Несмотря на важность исследований кикви, Такката-Джим приказал ей готовить образцы для Чарлза Дарта. Дважды она спускалась под воду, чтобы собирать образцы под металлическим островом. Она не обращала внимания на Сахота, когда он игриво толкал ее носом; хуже того, с отсутствующим видом хлопала его по боку.
Сахот чувствовал, что, несмотря на все предыдущие усилия, не хотел, чтобы что-то изменилось. Во всяком случае не так.
Он поплыл, но тут же остановился. Он присоединен к саням. Новая обязанность заставляет его вечно держаться возле этого электрического неприличия, тесниться в маленьком бассейне, в то время как его настоящая работа в открытом море с предразумными!
Когда уплыли Джиллиан и Кипиру, он решил, что у него теперь больше времени, чтобы заниматься тем, чего хочет. Ха!
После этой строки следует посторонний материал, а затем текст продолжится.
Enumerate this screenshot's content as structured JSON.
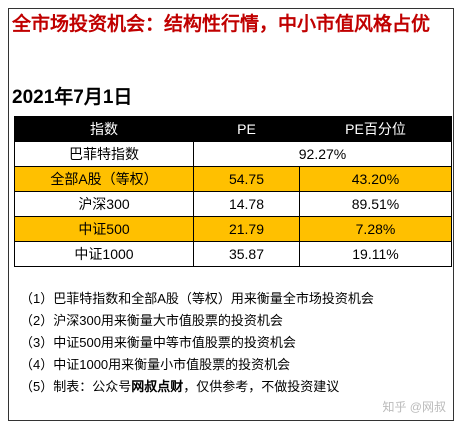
{
  "header": {
    "title": "全市场投资机会：结构性行情，中小市值风格占优",
    "date": "2021年7月1日"
  },
  "table": {
    "columns": [
      "指数",
      "PE",
      "PE百分位"
    ],
    "rows": [
      [
        "巴菲特指数",
        "92.27%"
      ],
      [
        "全部A股（等权）",
        "54.75",
        "43.20%"
      ],
      [
        "沪深300",
        "14.78",
        "89.51%"
      ],
      [
        "中证500",
        "21.79",
        "7.28%"
      ],
      [
        "中证1000",
        "35.87",
        "19.11%"
      ]
    ]
  },
  "notes": [
    "（1）巴菲特指数和全部A股（等权）用来衡量全市场投资机会",
    "（2）沪深300用来衡量大市值股票的投资机会",
    "（3）中证500用来衡量中等市值股票的投资机会",
    "（4）中证1000用来衡量小市值股票的投资机会",
    {
      "prefix": "（5）制表：公众号",
      "bold": "网叔点财",
      "suffix": "，仅供参考，不做投资建议"
    }
  ],
  "watermark": "知乎 @网叔"
}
Не успели пилот и человек-врач исчезнуть, как Тошио — подумать только, Тошио! — принял на себя команду.
«Мне не следовало уступать. Как, во имя пяти галактик, этот мальчишка смог взять верх?»
Теперь уже трудно вспомнить, как. Но вот он управляет этим проклятым роботом ради напыщенного эгоцентричного шимпанзе, которого интересуют только камни! У этого тупого маленького робота нет даже мозга, с ним невозможно разговаривать! Ведь с микропроцессорами не поговоришь. Скажешь им, что нужно делать, а потом беспомощно смотришь, как они выполняют понятое буквально.